In a significant stride towards advancing AI-readiness in digital advertising, the IAB Tech Lab has received a donation from Mixpeek: an open-source, AI-powered Taxonomy Mapper designed as shared infrastructure for semantic alignment. Instead of treating taxonomies as static spreadsheets maintained by hand, the Taxonomy AI Mapper uses AI-powered methods (TF-IDF, BM25, KNN, LLM re-rank) to translate old IAB Tech Lab Content Taxonomy 2.x labels into the more granular, updated Content Taxonomy 3.1 in a matter of seconds instead of the former weeks to months of manual migration.
Why are taxonomies still important?
Agentic AI and LLM technologies have huge and very exciting potential for efficiency, streamlining, and automation, but as systems move from generating outputs to taking actions, they increasingly depend on shared guardrails to stay reliable and interoperable. Taxonomies are one of the ways we can keep AI systems from driving off track. As models get bigger and smarter, they still need shared, human-defined structures to be useful, safe, and interoperable. Imagine an AI system being asked to “categorize a cooking video,” but without a taxonomy keeping it on track, it tags the video as “a documentary about fettuccine’s tumultuous journey through a heat management crisis.”
Taxonomies provide those guardrails by defining the vocabulary an agent can reason over, retrieve against, and ultimately act upon.
A more granular taxonomy lets AI systems understand content at a more precise, contextual level. This directly impacts how accurately campaigns can be targeted and improves overall measurement capabilities by using consistent labeling. Content becomes more monetizable, more searchable, and far more useful as fuel for agent workflows when it is consistently mapped to a shared, machine-readable language.
Many existing AI workflows depend on structured signals to decide what content enters the working set in the first place, and how that content can be reasoned over or explained downstream. Taxonomies give this structure by defining what content a system is allowed to use or respond with. In the advertising industry, this means a model can distinguish between “Auto Parts” and “Gasoline Prices” rather than treating them as similar text.
The same idea applies beyond content classification. Privacy-focused taxonomies, such as the IAB Tech Lab’s Privacy Taxonomy, serve as guardrails for how AI systems use data in the first place. They give models a common language for understanding what data is sensitive, what uses are restricted, and what should be off-limits, especially as agents are granted more autonomy in decision-making. As AI takes on more decision-making, from audience creation to activation, these human-defined boundaries help ensure automation doesn’t drift into uses that conflict with privacy laws or consumer expectations.
The real story isn’t “AI vs. taxonomies” but “AI plus taxonomies.” AI can now infer structure from unorganized content but standards like the IAB Tech Lab’s Content Taxonomy decide how that inferred structure gets named, governed, and shared. Taxonomies provide agreed upon naming conventions so that everyone in the industry uses the same language when labeling data. This Taxonomy Mapper sits right at that intersection: semantic extractors and similarity search on one side, and structured IAB Tech Lab Content Taxonomy 3.1 categories on the other. They’re brought together through open-source libraries that treat taxonomies as a game-changer, not an afterthought. In the age of AI taxonomies are not outdated, they are how intelligence becomes trustworthy.

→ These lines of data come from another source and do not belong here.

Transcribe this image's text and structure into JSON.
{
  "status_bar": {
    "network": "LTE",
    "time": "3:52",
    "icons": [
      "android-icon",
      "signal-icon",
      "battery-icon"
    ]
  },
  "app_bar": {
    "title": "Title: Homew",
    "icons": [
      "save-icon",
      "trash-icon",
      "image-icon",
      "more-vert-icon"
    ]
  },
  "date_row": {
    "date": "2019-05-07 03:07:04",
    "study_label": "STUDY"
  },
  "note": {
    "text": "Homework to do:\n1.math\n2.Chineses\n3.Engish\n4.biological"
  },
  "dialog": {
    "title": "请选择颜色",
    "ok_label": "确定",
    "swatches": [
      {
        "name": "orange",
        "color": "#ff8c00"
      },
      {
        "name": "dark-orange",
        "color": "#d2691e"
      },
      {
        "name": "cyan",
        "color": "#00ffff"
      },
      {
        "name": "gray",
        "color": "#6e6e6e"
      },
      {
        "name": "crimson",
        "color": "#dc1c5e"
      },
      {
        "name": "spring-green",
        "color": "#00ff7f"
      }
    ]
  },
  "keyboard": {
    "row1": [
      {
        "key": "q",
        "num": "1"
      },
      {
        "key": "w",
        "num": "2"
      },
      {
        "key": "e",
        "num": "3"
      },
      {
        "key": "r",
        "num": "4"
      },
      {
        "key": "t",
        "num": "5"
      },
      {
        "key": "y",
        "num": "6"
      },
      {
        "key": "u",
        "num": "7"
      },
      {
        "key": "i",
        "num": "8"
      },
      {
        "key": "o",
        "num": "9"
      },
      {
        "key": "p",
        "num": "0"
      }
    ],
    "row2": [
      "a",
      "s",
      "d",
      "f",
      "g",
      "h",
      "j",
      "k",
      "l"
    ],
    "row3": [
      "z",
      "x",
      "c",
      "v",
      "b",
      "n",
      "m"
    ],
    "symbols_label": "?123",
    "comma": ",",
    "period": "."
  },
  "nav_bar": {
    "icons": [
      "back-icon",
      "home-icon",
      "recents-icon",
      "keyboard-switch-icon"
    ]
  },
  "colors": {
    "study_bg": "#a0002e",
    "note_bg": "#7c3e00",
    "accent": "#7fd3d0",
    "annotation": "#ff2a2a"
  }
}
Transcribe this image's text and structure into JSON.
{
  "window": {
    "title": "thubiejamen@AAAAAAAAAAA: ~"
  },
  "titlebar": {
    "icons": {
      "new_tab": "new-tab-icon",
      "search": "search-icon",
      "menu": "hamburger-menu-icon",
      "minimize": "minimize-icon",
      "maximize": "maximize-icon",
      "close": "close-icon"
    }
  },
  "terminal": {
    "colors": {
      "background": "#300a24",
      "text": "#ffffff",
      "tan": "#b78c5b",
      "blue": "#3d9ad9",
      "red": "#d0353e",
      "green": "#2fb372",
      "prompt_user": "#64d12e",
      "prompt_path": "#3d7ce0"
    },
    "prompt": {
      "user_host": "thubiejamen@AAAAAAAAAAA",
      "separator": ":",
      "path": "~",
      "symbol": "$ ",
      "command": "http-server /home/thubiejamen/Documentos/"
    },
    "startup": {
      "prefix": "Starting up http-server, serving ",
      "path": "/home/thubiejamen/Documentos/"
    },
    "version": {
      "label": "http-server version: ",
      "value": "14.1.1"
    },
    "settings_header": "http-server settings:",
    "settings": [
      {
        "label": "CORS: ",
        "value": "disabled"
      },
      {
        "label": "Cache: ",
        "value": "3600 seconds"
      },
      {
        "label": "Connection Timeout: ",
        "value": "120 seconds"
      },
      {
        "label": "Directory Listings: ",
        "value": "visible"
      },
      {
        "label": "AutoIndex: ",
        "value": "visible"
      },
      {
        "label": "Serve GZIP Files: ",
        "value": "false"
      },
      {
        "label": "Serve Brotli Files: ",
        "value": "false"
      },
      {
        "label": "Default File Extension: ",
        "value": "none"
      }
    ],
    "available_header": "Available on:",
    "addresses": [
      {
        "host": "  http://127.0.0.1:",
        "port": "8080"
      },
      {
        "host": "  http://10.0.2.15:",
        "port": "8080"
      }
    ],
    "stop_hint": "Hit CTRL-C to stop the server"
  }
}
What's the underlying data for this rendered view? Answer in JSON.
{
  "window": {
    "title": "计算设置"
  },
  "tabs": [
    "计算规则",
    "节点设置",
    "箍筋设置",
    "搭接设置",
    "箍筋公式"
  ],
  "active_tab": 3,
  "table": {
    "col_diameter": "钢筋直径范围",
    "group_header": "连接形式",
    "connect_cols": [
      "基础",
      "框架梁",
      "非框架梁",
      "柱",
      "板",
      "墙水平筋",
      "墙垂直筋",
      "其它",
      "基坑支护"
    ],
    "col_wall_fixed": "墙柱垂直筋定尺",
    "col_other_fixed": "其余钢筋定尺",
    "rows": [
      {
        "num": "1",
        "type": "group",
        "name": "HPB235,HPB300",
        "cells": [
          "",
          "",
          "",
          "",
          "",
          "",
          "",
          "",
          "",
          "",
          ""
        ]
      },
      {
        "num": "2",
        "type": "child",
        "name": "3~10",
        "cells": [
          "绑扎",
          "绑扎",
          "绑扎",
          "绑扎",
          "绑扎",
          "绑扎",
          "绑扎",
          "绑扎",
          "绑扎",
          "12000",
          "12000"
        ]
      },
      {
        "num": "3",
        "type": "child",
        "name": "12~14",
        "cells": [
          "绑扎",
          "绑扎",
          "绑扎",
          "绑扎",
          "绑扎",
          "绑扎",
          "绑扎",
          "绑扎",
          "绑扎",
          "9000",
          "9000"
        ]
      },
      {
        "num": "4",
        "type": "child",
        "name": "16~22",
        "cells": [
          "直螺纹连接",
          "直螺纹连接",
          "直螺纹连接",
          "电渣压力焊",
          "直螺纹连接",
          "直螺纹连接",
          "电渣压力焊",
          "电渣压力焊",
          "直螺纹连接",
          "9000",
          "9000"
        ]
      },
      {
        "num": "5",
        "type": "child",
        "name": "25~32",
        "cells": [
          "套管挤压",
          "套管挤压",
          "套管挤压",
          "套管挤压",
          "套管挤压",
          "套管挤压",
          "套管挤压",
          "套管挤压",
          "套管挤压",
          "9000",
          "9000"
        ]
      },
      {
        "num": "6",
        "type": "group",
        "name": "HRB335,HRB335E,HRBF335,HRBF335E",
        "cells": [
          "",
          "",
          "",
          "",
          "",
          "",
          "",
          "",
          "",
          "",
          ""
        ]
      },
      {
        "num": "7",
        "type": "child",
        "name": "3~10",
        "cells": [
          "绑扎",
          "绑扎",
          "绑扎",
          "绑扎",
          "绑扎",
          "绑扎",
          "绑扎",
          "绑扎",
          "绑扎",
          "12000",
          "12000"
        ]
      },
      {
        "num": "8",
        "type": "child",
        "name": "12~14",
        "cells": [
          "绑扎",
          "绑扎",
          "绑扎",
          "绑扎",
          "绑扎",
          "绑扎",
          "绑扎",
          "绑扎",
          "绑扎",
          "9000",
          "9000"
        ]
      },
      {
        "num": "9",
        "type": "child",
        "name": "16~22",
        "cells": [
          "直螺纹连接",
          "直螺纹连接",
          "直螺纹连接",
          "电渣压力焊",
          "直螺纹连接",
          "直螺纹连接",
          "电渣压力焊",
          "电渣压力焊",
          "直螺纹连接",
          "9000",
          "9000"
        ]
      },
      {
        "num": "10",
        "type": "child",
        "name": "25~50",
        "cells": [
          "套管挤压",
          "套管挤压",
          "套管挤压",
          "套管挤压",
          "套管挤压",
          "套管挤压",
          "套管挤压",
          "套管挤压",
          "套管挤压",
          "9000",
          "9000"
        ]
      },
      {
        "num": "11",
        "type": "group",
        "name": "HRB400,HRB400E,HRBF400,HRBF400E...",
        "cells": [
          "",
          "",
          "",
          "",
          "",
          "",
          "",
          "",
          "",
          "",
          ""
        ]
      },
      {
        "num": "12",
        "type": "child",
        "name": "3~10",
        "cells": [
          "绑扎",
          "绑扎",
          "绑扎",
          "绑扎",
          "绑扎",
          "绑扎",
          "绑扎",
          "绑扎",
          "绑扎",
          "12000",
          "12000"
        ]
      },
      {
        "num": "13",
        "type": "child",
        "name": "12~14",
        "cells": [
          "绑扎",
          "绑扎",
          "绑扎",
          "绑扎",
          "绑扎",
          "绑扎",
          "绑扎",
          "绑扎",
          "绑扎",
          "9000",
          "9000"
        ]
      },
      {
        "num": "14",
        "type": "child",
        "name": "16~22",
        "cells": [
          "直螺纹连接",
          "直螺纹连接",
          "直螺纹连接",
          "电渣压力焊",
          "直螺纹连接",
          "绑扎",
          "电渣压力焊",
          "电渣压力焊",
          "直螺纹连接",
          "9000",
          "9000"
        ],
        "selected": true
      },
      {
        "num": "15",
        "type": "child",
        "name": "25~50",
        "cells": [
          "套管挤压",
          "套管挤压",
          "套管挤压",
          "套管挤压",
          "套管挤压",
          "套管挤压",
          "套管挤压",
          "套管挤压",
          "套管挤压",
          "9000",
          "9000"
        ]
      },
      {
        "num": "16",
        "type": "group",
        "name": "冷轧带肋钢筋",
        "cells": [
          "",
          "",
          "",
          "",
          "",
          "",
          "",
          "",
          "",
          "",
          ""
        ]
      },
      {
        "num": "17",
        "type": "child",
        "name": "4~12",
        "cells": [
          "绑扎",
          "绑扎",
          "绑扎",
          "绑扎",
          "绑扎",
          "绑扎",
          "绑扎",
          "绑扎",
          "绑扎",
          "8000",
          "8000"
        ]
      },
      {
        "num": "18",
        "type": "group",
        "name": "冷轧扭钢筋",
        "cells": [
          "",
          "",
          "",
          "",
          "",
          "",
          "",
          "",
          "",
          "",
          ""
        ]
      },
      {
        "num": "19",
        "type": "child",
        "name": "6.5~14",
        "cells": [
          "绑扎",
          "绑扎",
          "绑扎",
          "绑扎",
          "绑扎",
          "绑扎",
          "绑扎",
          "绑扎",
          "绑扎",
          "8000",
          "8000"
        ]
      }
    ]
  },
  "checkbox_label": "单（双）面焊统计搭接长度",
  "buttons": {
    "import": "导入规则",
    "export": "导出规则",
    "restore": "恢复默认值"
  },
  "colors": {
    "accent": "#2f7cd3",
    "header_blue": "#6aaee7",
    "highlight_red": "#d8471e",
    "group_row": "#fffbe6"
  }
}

On providing IAB Tech Lab with the donation, Ethan Steininger, Founder and CEO of Mixpeek said “In advertising, agentic AI only works if everyone is speaking the same language. Taxonomies are that contract, they define what systems can retrieve, optimize against, and act on without drifting. The mapper is about making that shared structure programmable instead of manual.”
We agree, Ethan!
Accelerating your Move from Content Taxonomy 2 to 3.1
This AI Taxonomy Mapper runs locally, effectively turning taxonomy alignment into a public good rather than a proprietary advantage. Any SSP, DSP, publisher, or brand safety vendor can bring their IAB Content Taxonomy 2.x or messy internal labels up to 3.1, gaining deterministic, confidence-scored mappings. To map, you can open your local host, upload a CSV or JSON with the Content Taxonomy 2.x categories or your proprietary taxonomy, the tool will map those categories to Content Taxonomy 3.1 with confidence scores, and then you can export your results. Using this mapping tool speeds up the migration from 2.x to 3.1 significantly and requires far less work on your internal teams. When everyone speaks the same language programmatically, creative optimization, reporting, and safety models can interoperate instead of each working in silos.